Our initial drug of choice for HIT is fondaparinux. If in the context of thrombosis once they are improving on fondaparinux, weeks maybe, we switch to DOAC. For patients where HIT is suspected, depending on the clinical situation, a prophylactic DOAC dose might be used as prophylaxis while waiting for the test instead of fondaparinux, especially if the patient is an outpatient or will be discharged soon – fondaparinux is very expensive and not covered in Ontario Canada. Also in HIT without thrombosis full dose DOAC is the usual treatment.

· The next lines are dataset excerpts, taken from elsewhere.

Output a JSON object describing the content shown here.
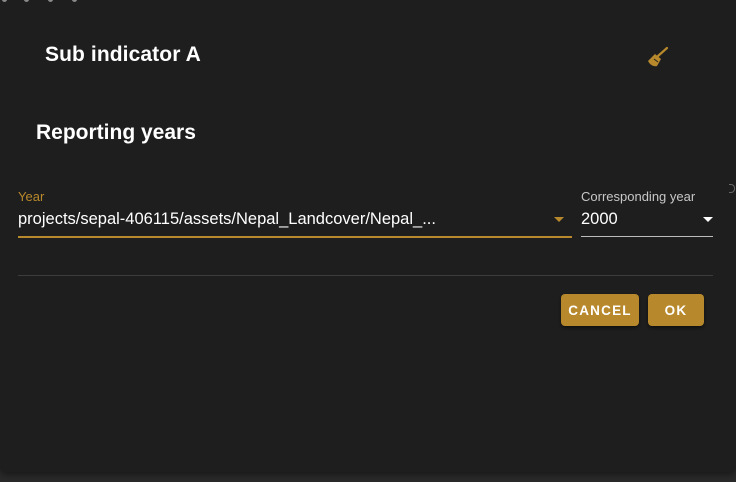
{
  "dialog": {
    "title": "Sub indicator A",
    "clear_icon": "broom-icon",
    "section_title": "Reporting years"
  },
  "year_field": {
    "label": "Year",
    "value": "projects/sepal-406115/assets/Nepal_Landcover/Nepal_..."
  },
  "corresponding_year_field": {
    "label": "Corresponding year",
    "value": "2000"
  },
  "actions": {
    "cancel_label": "CANCEL",
    "ok_label": "OK"
  },
  "colors": {
    "accent": "#b8892c",
    "background": "#1e1e1e",
    "text": "#ffffff"
  }
}
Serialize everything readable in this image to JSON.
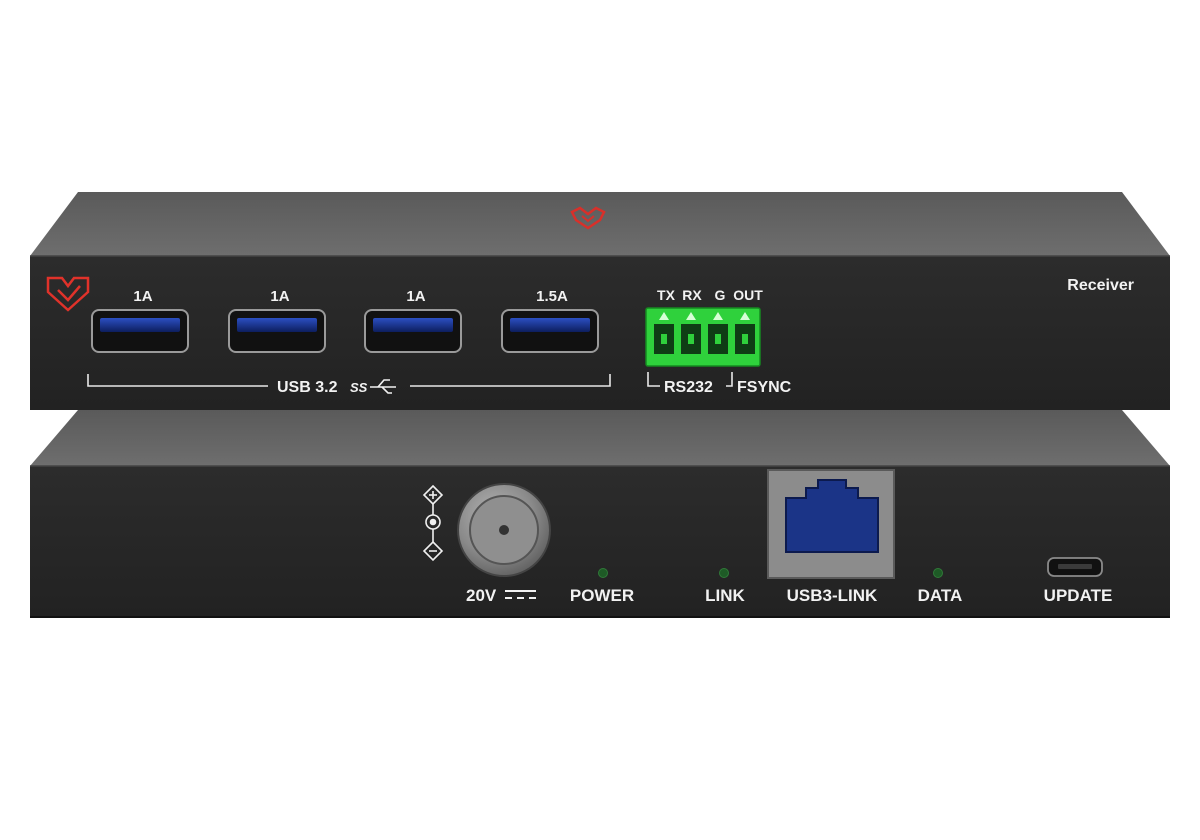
{
  "front_panel": {
    "device_label": "Receiver",
    "usb_ports": [
      {
        "current": "1A"
      },
      {
        "current": "1A"
      },
      {
        "current": "1A"
      },
      {
        "current": "1.5A"
      }
    ],
    "usb_group_label": "USB 3.2",
    "usb_logo_text": "SS",
    "terminal_pin_labels": [
      "TX",
      "RX",
      "G",
      "OUT"
    ],
    "rs232_label": "RS232",
    "fsync_label": "FSYNC",
    "terminal_color": "#2fd13c",
    "usb_port_color": "#1a3a9e",
    "logo_color": "#e0322a"
  },
  "rear_panel": {
    "power_input_label": "20V",
    "power_led_label": "POWER",
    "link_led_label": "LINK",
    "rj45_label": "USB3-LINK",
    "data_led_label": "DATA",
    "update_label": "UPDATE",
    "rj45_color": "#1b3487",
    "led_color": "#1e5a26"
  }
}
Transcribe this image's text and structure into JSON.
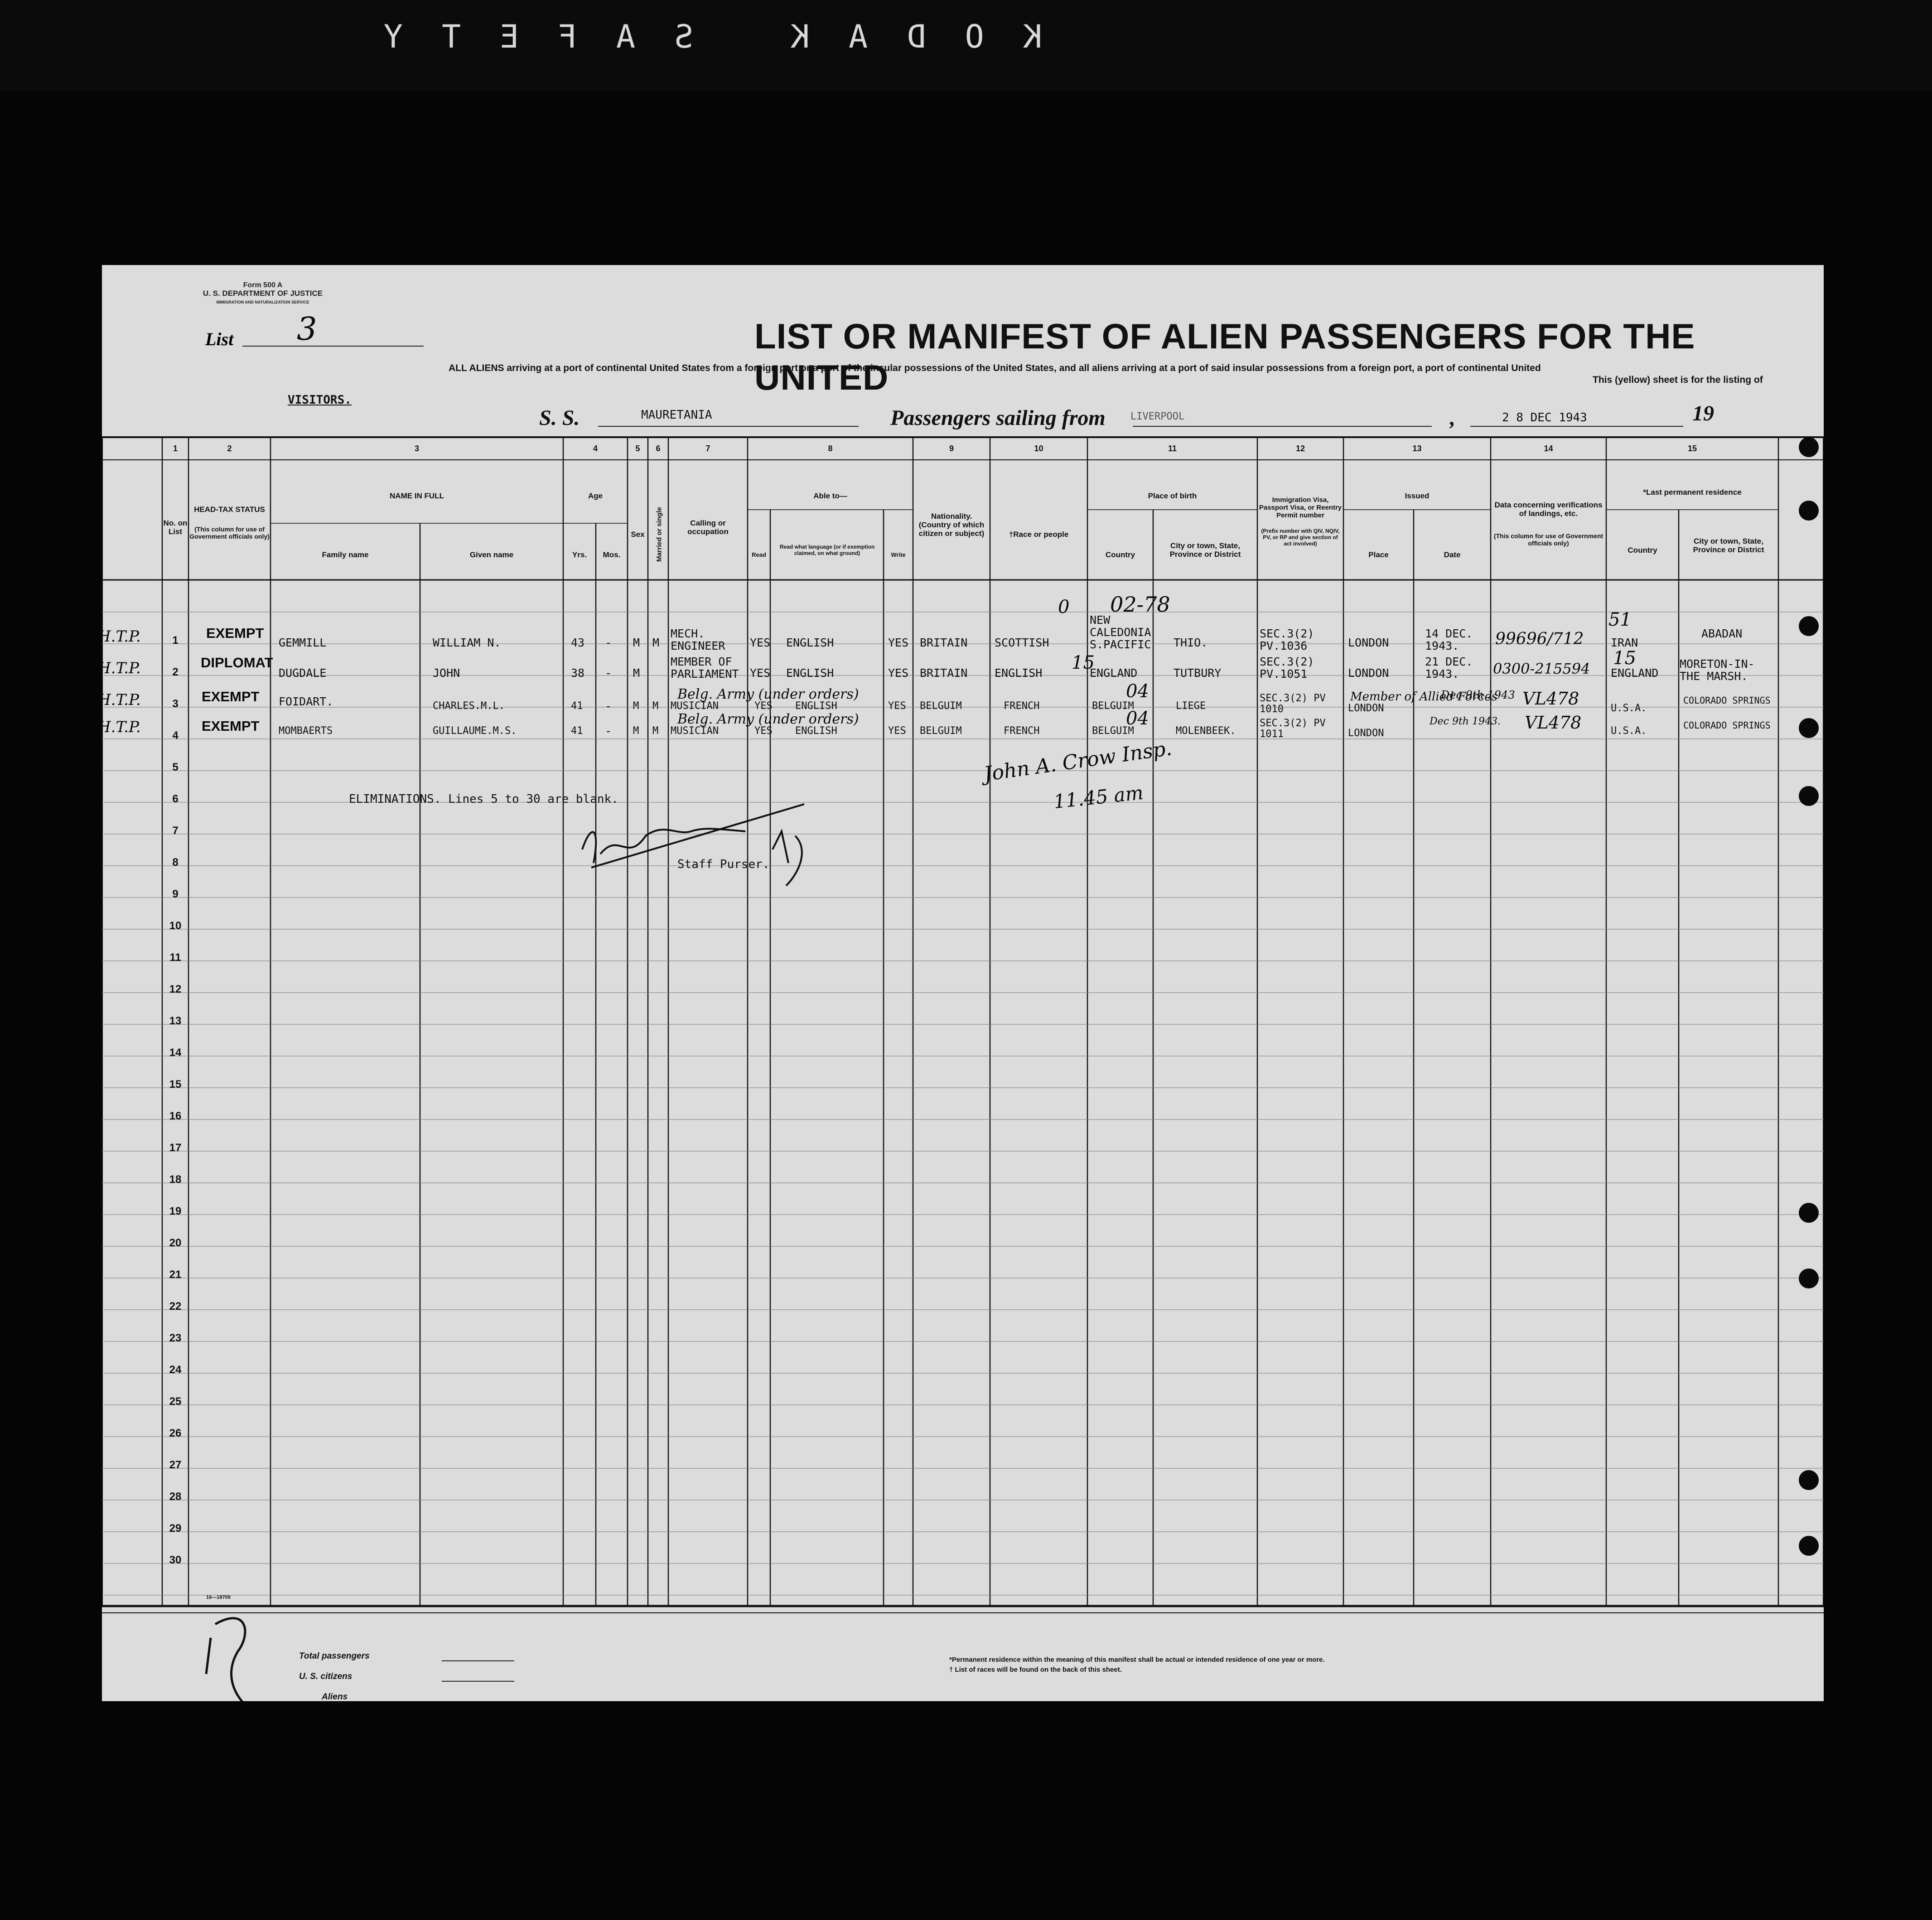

Background: Regarding duration of therapy, the 2018 ASH guideline states that in a patient with HITT, anticoagulation should be continued for 3 months. However, in a patient with HIT and no thrombosis, they say to continue anticoagulation, at a minimum, until platelet count recovery (usually a platelet count of >150 x 109 /L) – in other words, there is no recommendation for specified length of treatment (e.g., 3 weeks or 6 weeks), leaving open the possibility of no anticoagulation once platelet count recovers.
Question: What is your approach in this regard, and are you generally comfortable transitioning to DOAC rather than VKA?
In HIT without thrombosis, I am comfortable using DOAC for a total of 6 weeks. Post-op patients, which are majority of the bonafide HIT cases, have an increased risk of post-op events (2-4 weeks; depending on the nature of the surgery) and HIT increases it by at least a few-folds. So, 4-6 weeks is justifiable. Personally, I hate when patients clot, but am okay with managing bleeding!